Enxerto Revelador

Por Central Press | 26/03/2013 | Educação

*Wanda Camargo

Embora no ensino superior a situação se mostre um pouco menos dramática, no ensino fundamental e médio temos encontrado significativa parcela de docentes desmotivados, descrentes do próprio processo educativo e sem ânimo para procurar qualificação em outras áreas. Sem cair no chavão do magistério como “missão”, é evidente que todas as atividades profissionais requerem vocação - e uma forte crença na diferença promovida por seu desempenho na vida comunitária.

Parte do desinteresse provavelmente se deve à má remuneração, acrescida da constatação do pouco respeito pela função. Quase todos os professores neste país já tiveram que responder à inquietante pergunta “mas você não trabalha, só dá aulas?”. Assim, não é de estranhar os maus resultados do sistema educacional brasileiro frente às grandes avaliações internacionais, em qualquer nível de ensino.

A falta de estrutura física adequada (pois inacreditavelmente nem todas as escolas têm biblioteca ou laboratórios didáticos, quase nenhuma quadra esportiva, além de outras instalações indispensáveis aos professores, coordenadores e alunos) são fatores impeditivos ao bom exercício profissional. Isto acarreta negligência, desestímulo à adoção de novas metodologias de ensino e termina levando a um ciclo perigoso de indulgências - em que o professor releva o mau desempenho do aluno e este não espera dedicação do professor.

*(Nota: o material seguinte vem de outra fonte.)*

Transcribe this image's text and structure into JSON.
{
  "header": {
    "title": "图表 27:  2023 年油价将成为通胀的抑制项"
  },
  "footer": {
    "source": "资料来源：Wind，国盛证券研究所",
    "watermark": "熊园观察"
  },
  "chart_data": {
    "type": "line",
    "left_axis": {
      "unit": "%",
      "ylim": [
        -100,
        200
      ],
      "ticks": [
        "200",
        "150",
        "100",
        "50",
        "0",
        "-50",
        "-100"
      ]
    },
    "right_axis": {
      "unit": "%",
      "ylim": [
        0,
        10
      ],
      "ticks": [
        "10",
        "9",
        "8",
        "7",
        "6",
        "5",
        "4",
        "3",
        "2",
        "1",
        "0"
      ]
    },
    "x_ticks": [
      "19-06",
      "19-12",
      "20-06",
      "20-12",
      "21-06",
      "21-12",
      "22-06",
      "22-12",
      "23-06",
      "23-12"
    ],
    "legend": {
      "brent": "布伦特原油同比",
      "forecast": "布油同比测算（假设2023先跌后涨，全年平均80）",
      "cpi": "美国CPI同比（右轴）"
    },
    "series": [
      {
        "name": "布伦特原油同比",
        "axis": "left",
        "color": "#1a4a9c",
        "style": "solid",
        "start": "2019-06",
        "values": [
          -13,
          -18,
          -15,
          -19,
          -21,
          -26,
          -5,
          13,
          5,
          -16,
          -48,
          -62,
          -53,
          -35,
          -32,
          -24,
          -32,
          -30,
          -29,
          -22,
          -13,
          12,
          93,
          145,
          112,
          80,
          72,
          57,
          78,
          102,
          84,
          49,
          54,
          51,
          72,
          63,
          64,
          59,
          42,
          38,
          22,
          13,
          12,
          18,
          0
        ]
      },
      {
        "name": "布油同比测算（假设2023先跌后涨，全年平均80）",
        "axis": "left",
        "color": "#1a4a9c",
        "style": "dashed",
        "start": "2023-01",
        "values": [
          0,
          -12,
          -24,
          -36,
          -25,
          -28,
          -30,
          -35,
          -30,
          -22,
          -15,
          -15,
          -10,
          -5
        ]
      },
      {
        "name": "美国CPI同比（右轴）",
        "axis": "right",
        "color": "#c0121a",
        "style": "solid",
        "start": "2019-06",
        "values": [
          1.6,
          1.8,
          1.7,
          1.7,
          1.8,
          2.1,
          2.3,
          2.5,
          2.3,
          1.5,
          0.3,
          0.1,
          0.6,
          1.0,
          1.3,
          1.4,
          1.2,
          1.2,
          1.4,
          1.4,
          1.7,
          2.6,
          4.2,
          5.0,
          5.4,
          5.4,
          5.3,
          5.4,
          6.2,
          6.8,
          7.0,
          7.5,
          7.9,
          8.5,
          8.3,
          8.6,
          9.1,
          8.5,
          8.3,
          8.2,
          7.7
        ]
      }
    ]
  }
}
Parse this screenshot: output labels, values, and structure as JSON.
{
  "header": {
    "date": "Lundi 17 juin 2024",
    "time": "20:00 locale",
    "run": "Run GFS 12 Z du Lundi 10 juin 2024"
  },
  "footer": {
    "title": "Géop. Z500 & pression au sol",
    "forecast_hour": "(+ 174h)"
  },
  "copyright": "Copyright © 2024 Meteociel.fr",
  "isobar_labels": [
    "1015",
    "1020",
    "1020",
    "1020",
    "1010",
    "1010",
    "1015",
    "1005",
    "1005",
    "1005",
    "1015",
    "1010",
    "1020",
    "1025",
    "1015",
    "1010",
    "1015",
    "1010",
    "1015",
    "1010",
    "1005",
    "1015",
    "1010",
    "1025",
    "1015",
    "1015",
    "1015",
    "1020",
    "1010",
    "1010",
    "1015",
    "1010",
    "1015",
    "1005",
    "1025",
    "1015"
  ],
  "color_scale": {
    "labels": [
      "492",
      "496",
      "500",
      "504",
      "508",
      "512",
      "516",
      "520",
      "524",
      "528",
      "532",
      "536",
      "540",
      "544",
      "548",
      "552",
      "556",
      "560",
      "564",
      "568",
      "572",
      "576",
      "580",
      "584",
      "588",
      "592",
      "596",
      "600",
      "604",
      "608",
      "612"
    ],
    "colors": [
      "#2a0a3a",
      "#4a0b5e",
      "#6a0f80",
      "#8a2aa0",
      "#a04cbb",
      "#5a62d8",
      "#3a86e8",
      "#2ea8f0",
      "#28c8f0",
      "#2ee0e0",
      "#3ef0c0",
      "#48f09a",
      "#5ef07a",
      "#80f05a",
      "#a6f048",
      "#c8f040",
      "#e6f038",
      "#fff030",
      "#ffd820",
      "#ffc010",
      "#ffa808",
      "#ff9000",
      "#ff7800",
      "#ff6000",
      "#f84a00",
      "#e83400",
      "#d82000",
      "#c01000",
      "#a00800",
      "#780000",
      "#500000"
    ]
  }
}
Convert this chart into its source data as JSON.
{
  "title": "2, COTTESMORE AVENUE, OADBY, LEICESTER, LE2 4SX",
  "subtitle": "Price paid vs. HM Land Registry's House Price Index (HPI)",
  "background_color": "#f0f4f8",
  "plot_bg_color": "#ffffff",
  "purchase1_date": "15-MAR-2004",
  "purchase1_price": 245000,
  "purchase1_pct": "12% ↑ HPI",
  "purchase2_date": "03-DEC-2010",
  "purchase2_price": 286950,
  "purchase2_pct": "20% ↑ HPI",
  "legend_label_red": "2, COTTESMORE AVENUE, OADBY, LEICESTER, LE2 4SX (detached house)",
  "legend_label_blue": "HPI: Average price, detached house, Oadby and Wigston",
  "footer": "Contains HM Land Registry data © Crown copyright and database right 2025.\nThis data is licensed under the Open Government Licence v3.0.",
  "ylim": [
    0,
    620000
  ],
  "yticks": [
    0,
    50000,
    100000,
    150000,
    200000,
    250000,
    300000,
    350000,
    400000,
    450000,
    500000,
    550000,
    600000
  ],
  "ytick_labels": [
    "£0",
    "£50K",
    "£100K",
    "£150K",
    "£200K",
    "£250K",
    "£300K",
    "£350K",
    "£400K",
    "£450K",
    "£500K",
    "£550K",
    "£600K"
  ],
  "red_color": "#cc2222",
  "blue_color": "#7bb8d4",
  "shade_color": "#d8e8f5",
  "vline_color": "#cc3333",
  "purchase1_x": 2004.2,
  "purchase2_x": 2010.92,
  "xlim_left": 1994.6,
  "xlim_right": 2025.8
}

As provas de redação do último ENEM parecem ter levado esta calamidade ao paroxismo, pois além dos habituais erros gramaticais e de ortografia, aparentemente por pura brincadeira, alguns candidatos nela fizeram enxertos - em uma das redações, receita de macarrão instantâneo, em outra, o hino de um time de futebol. Não haveria nada de errado nisso, fossem citações devidamente destacadas e em absoluta relação contextual com o desenvolvimento do tema proposto. Mas, aparentemente, eram apenas recursos de preenchimento de espaço.

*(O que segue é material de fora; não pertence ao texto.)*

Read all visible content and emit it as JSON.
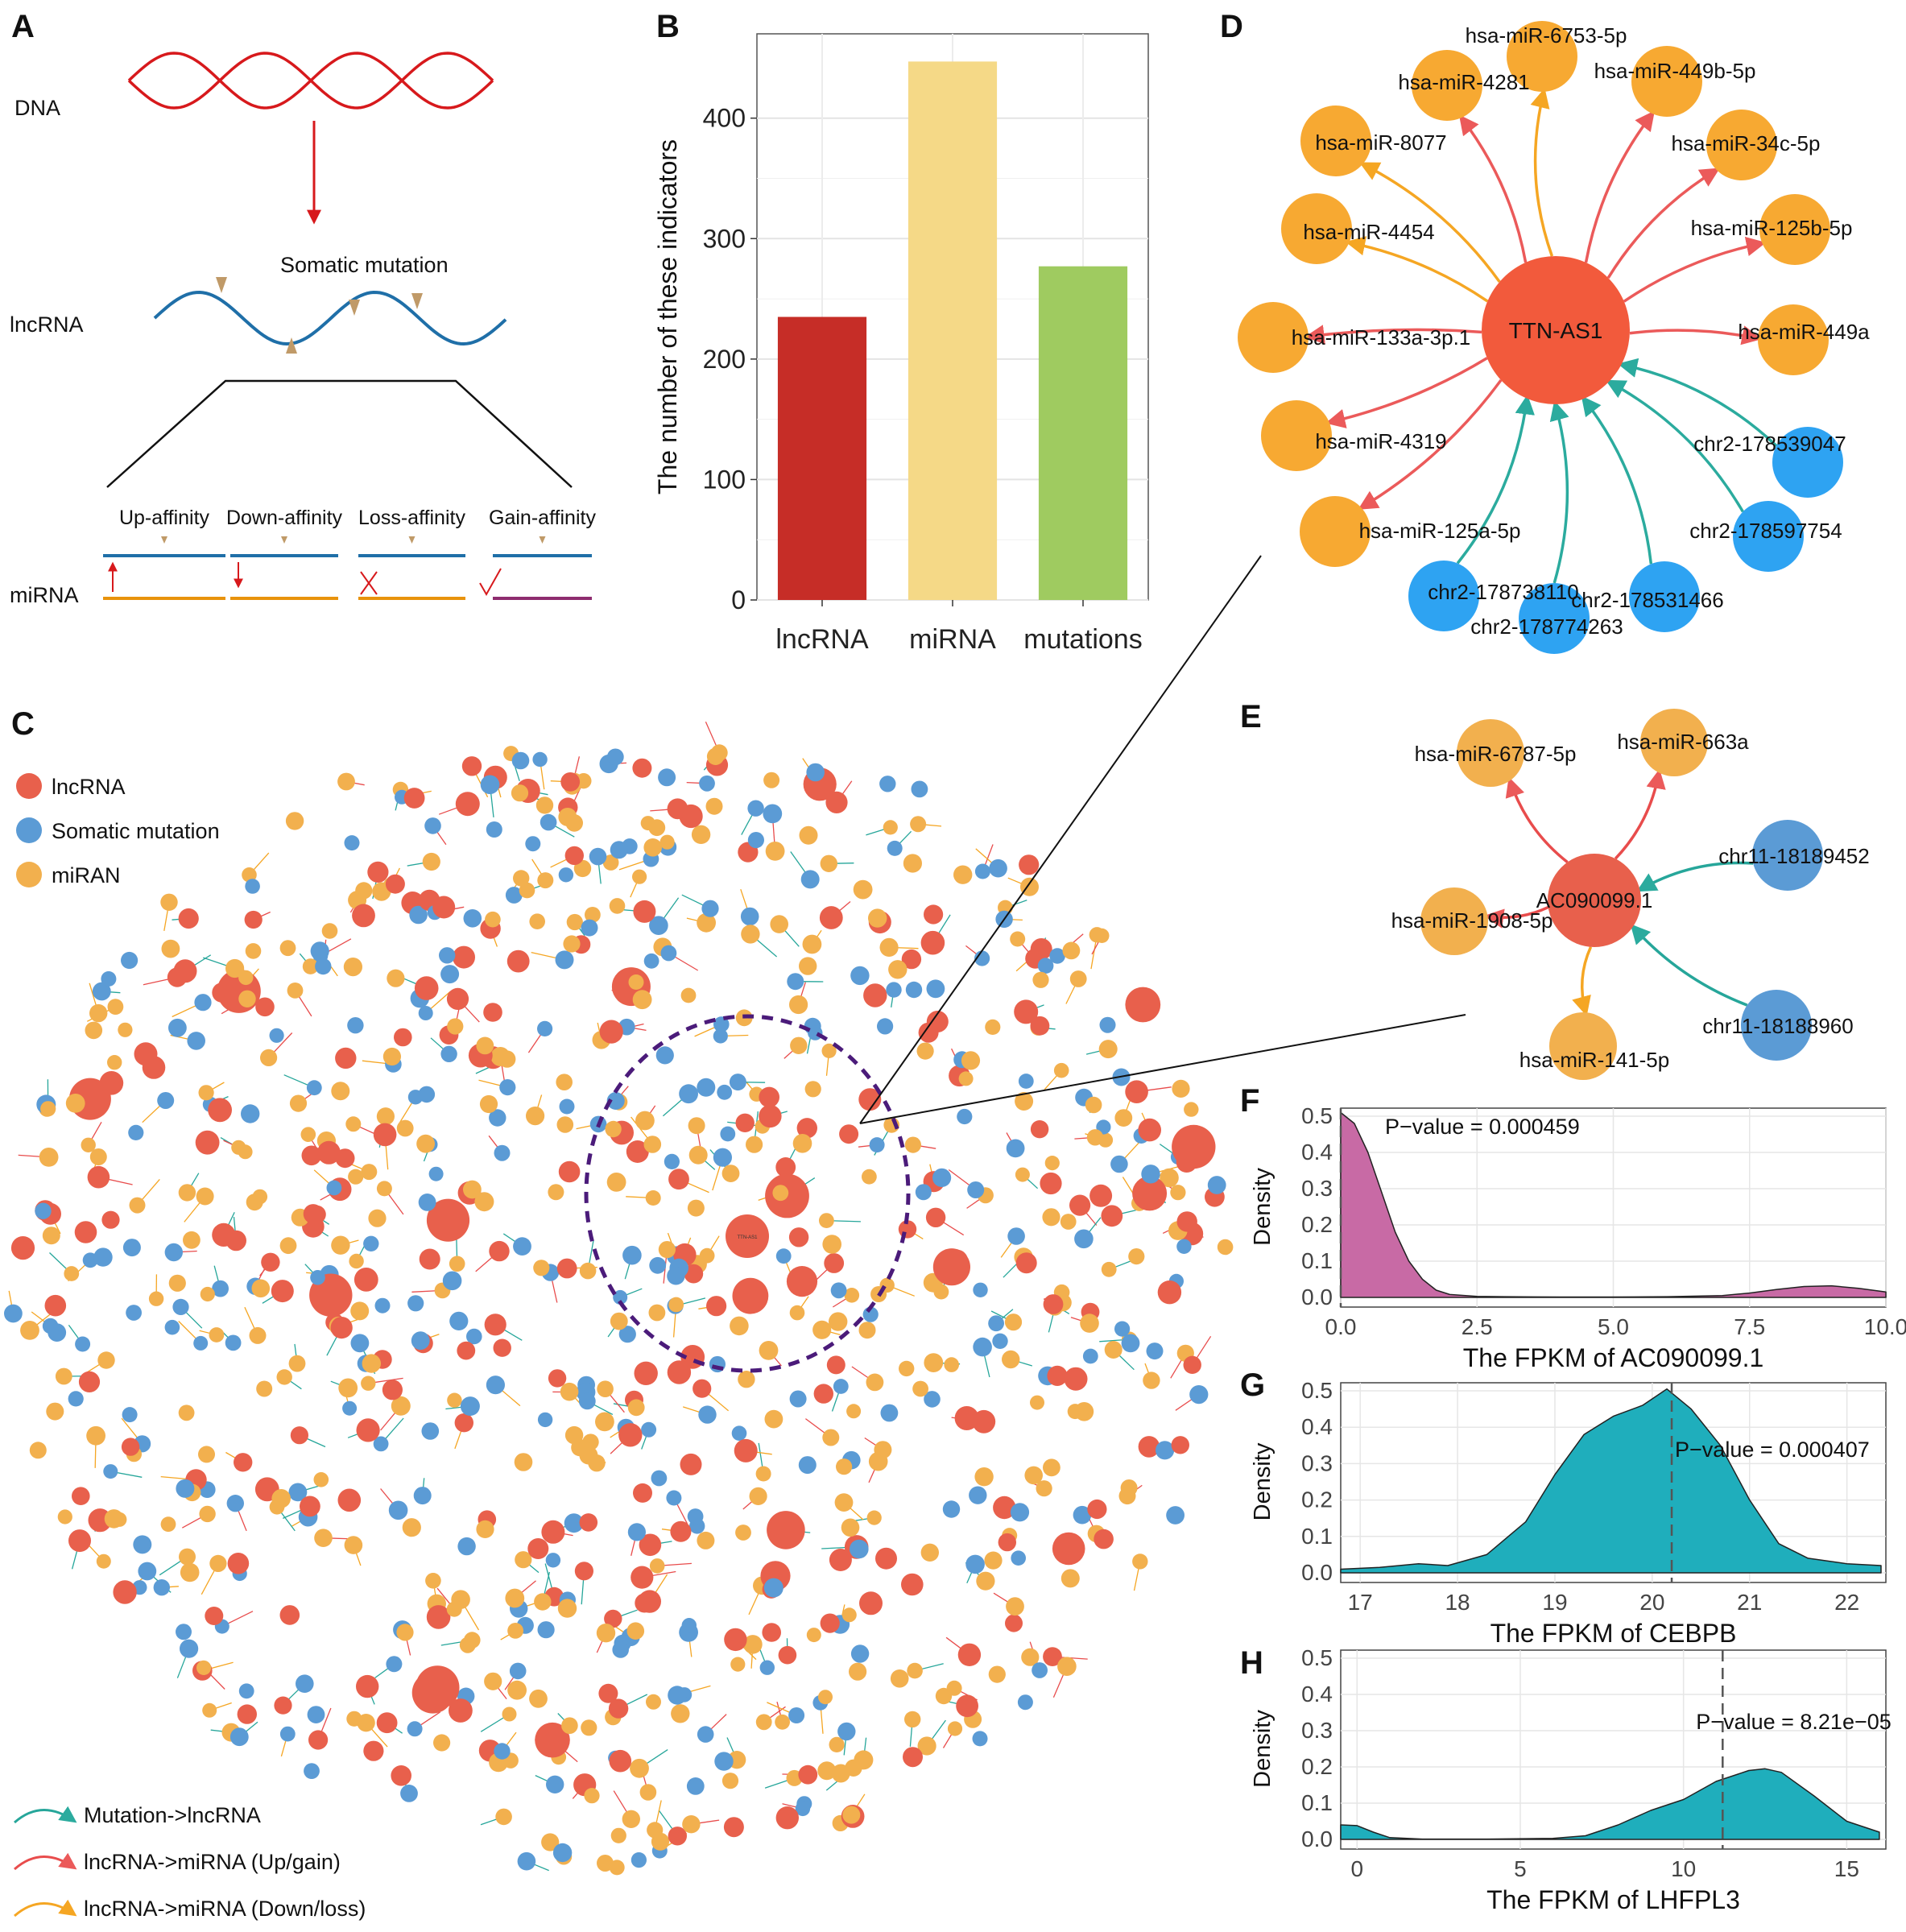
{
  "figure": {
    "panels": {
      "A": "A",
      "B": "B",
      "C": "C",
      "D": "D",
      "E": "E",
      "F": "F",
      "G": "G",
      "H": "H"
    }
  },
  "panel_a": {
    "dna_label": "DNA",
    "lncrna_label": "lncRNA",
    "mirna_label": "miRNA",
    "somatic_label": "Somatic mutation",
    "affinity_types": [
      "Up-affinity",
      "Down-affinity",
      "Loss-affinity",
      "Gain-affinity"
    ],
    "colors": {
      "dna": "#d7191c",
      "lncrna": "#1f6fa8",
      "mirna": "#e8930c",
      "gain": "#8e2c6f",
      "mark": "#c09a68"
    }
  },
  "panel_c": {
    "legend_nodes": [
      {
        "label": "lncRNA",
        "color": "#e8604c"
      },
      {
        "label": "Somatic mutation",
        "color": "#5b9bd5"
      },
      {
        "label": "miRAN",
        "color": "#f2b04e"
      }
    ],
    "legend_edges": [
      {
        "label": "Mutation->lncRNA",
        "color": "#26a69a"
      },
      {
        "label": "lncRNA->miRNA (Up/gain)",
        "color": "#e84c4c"
      },
      {
        "label": "lncRNA->miRNA (Down/loss)",
        "color": "#f5a623"
      }
    ],
    "center_label": "TTN-AS1",
    "highlight_color": "#4b1b7a"
  },
  "panel_d": {
    "center": {
      "label": "TTN-AS1",
      "color": "#f25a3c"
    },
    "mirnas": [
      {
        "label": "hsa-miR-4281",
        "edge": "up"
      },
      {
        "label": "hsa-miR-6753-5p",
        "edge": "down"
      },
      {
        "label": "hsa-miR-449b-5p",
        "edge": "up"
      },
      {
        "label": "hsa-miR-8077",
        "edge": "down"
      },
      {
        "label": "hsa-miR-34c-5p",
        "edge": "up"
      },
      {
        "label": "hsa-miR-4454",
        "edge": "down"
      },
      {
        "label": "hsa-miR-125b-5p",
        "edge": "up"
      },
      {
        "label": "hsa-miR-133a-3p.1",
        "edge": "up"
      },
      {
        "label": "hsa-miR-449a",
        "edge": "up"
      },
      {
        "label": "hsa-miR-4319",
        "edge": "up"
      },
      {
        "label": "hsa-miR-125a-5p",
        "edge": "up"
      }
    ],
    "mutations": [
      {
        "label": "chr2-178539047"
      },
      {
        "label": "chr2-178597754"
      },
      {
        "label": "chr2-178531466"
      },
      {
        "label": "chr2-178738110"
      },
      {
        "label": "chr2-178774263"
      }
    ],
    "colors": {
      "mirna": "#f7a932",
      "mutation": "#2ea3f2",
      "up": "#eb5a5a",
      "down": "#f5a623",
      "mut_edge": "#2bab9e"
    }
  },
  "panel_e": {
    "center": {
      "label": "AC090099.1",
      "color": "#e8604c"
    },
    "mirnas": [
      {
        "label": "hsa-miR-6787-5p",
        "edge": "up"
      },
      {
        "label": "hsa-miR-663a",
        "edge": "up"
      },
      {
        "label": "hsa-miR-1908-5p",
        "edge": "up"
      },
      {
        "label": "hsa-miR-141-5p",
        "edge": "down"
      }
    ],
    "mutations": [
      {
        "label": "chr11-18189452"
      },
      {
        "label": "chr11-18188960"
      }
    ],
    "colors": {
      "mirna": "#f2b04e",
      "mutation": "#5b9bd5",
      "up": "#e84c4c",
      "down": "#f5a623",
      "mut_edge": "#26a69a"
    }
  },
  "chart_data": [
    {
      "id": "B",
      "type": "bar",
      "categories": [
        "lncRNA",
        "miRNA",
        "mutations"
      ],
      "values": [
        235,
        447,
        277
      ],
      "colors": [
        "#c62d27",
        "#f5d987",
        "#9fcb60"
      ],
      "ylabel": "The number of these indicators",
      "xlabel": "",
      "ylim": [
        0,
        470
      ],
      "yticks": [
        0,
        100,
        200,
        300,
        400
      ],
      "grid": true
    },
    {
      "id": "F",
      "type": "area",
      "xlabel": "The FPKM of AC090099.1",
      "ylabel": "Density",
      "xlim": [
        0,
        10
      ],
      "ylim": [
        0,
        0.5
      ],
      "xticks": [
        0.0,
        2.5,
        5.0,
        7.5,
        10.0
      ],
      "xtick_labels": [
        "0.0",
        "2.5",
        "5.0",
        "7.5",
        "10.0"
      ],
      "yticks": [
        0.0,
        0.1,
        0.2,
        0.3,
        0.4,
        0.5
      ],
      "ytick_labels": [
        "0.0",
        "0.1",
        "0.2",
        "0.3",
        "0.4",
        "0.5"
      ],
      "fill": "#c86aa5",
      "vline": 0.0,
      "annotation": "P−value = 0.000459",
      "x": [
        0,
        0.25,
        0.5,
        0.75,
        1.0,
        1.25,
        1.5,
        1.75,
        2.0,
        2.5,
        3.0,
        4.0,
        5.0,
        6.0,
        7.0,
        7.5,
        8.0,
        8.5,
        9.0,
        9.5,
        10.0
      ],
      "y": [
        0.51,
        0.48,
        0.4,
        0.29,
        0.18,
        0.1,
        0.05,
        0.02,
        0.008,
        0.003,
        0.002,
        0.001,
        0.001,
        0.002,
        0.005,
        0.012,
        0.022,
        0.03,
        0.032,
        0.025,
        0.015
      ]
    },
    {
      "id": "G",
      "type": "area",
      "xlabel": "The FPKM of CEBPB",
      "ylabel": "Density",
      "xlim": [
        16.8,
        22.4
      ],
      "ylim": [
        0,
        0.5
      ],
      "xticks": [
        17,
        18,
        19,
        20,
        21,
        22
      ],
      "xtick_labels": [
        "17",
        "18",
        "19",
        "20",
        "21",
        "22"
      ],
      "yticks": [
        0.0,
        0.1,
        0.2,
        0.3,
        0.4,
        0.5
      ],
      "ytick_labels": [
        "0.0",
        "0.1",
        "0.2",
        "0.3",
        "0.4",
        "0.5"
      ],
      "fill": "#1faebc",
      "vline": 20.2,
      "annotation": "P−value = 0.000407",
      "x": [
        16.8,
        17.2,
        17.6,
        17.9,
        18.3,
        18.7,
        19.0,
        19.3,
        19.6,
        19.9,
        20.15,
        20.4,
        20.7,
        21.0,
        21.3,
        21.6,
        22.0,
        22.35
      ],
      "y": [
        0.01,
        0.015,
        0.025,
        0.02,
        0.05,
        0.14,
        0.27,
        0.38,
        0.43,
        0.46,
        0.505,
        0.45,
        0.35,
        0.2,
        0.08,
        0.04,
        0.025,
        0.02
      ]
    },
    {
      "id": "H",
      "type": "area",
      "xlabel": "The FPKM of LHFPL3",
      "ylabel": "Density",
      "xlim": [
        -0.5,
        16.2
      ],
      "ylim": [
        0,
        0.5
      ],
      "xticks": [
        0,
        5,
        10,
        15
      ],
      "xtick_labels": [
        "0",
        "5",
        "10",
        "15"
      ],
      "yticks": [
        0.0,
        0.1,
        0.2,
        0.3,
        0.4,
        0.5
      ],
      "ytick_labels": [
        "0.0",
        "0.1",
        "0.2",
        "0.3",
        "0.4",
        "0.5"
      ],
      "fill": "#1faebc",
      "vline": 11.2,
      "annotation": "P−value = 8.21e−05",
      "x": [
        -0.5,
        0,
        0.5,
        1.0,
        2.0,
        4.0,
        6.0,
        7.0,
        8.0,
        9.0,
        10.0,
        11.0,
        12.0,
        12.5,
        13.0,
        14.0,
        15.0,
        16.0
      ],
      "y": [
        0.04,
        0.038,
        0.02,
        0.005,
        0.001,
        0.001,
        0.003,
        0.01,
        0.04,
        0.08,
        0.11,
        0.16,
        0.19,
        0.195,
        0.185,
        0.12,
        0.05,
        0.02
      ]
    }
  ]
}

Isso revela mais do que uma suposta malandragem: é uma declaração de que os autores não acreditavam que as redações seriam corrigidas e, o mais desastroso, talvez tal descrença tenha sua gênese em trabalhos escolares não ponderados - ou sequer lidos - por professores que já não acreditam mais em sua profissão.

Lamentável que isso ocorra em nosso país, justamente quando poderíamos dar, finalmente, o salto de desenvolvimento prometido e aguardado por séculos. Desde o início dos anos 1990 obtivemos grandes vitórias nesse sentido, vivemos uma democracia que se sedimenta e aperfeiçoa, estabilizamos a moeda, iniciamos o resgate de imensa dívida social. Não podemos seguir em frente de modo sustentável sem que a maior parte da população tenha educação de boa qualidade em todos os níveis – e, para isso, o professor é essencial, é vital, é indispensável. E que justamente este profissional não se sinta valorizado e até orgulhoso da sua profissão, denota algo profundamente errado.

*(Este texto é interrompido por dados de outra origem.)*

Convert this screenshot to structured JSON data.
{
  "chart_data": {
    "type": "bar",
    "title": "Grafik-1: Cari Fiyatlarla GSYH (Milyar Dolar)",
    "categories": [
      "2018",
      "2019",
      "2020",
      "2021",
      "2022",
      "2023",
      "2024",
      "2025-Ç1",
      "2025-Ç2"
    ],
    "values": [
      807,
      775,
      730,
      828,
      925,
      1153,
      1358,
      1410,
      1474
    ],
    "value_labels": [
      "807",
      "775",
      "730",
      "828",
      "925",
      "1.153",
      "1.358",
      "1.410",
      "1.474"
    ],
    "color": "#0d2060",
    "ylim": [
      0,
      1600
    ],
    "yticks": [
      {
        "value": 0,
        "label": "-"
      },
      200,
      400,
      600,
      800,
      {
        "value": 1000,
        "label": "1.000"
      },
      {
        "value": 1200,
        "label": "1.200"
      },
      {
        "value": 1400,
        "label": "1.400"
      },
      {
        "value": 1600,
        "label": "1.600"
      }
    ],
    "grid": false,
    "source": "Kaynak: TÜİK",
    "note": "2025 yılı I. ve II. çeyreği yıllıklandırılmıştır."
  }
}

Não se trata apenas de investimentos em educação. Talvez a questão sequer seja esta. O Brasil é um dos países que mais investem proporcionalmente nesta área. Mas investe mal, ataca os problemas visíveis, ou seja, aqueles que dão visibilidade política - e ignora aqueles profundos, de base.

Em escolas públicas de ensino médio noturno, não é raro encontrar alunos circulando ruidosos nas proximidades do prédio, algumas vezes consumindo drogas, agredindo moradores das proximidades e, eventualmente, seus colegas. Os outros alunos, exaustos após um dia de trabalho e, ainda assim, dispostos a passar horas estudando na busca de conhecimento e melhoria de vida, não têm coragem de comentar a questão, por perigosa demais. Diretores, professores e funcionários, ainda que bem intencionados, muito pouco podem fazer. São comuns os casos de ameaças e agressões, geralmente impunes.

A quebra de hierarquias baseadas no conhecimento, a desvalorização do empenho, da competência, em detrimento da esperteza e da mera aparência, constituem problemas de toda a sociedade. Na escola, isto é muito mais doloroso, por ser de onde deveriam partir os bons exemplos. 

 

* Wanda Camargo é educadora e presidente da Comissão do Processo Seletivo das Faculdades Integradas do Brasil – UniBrasil.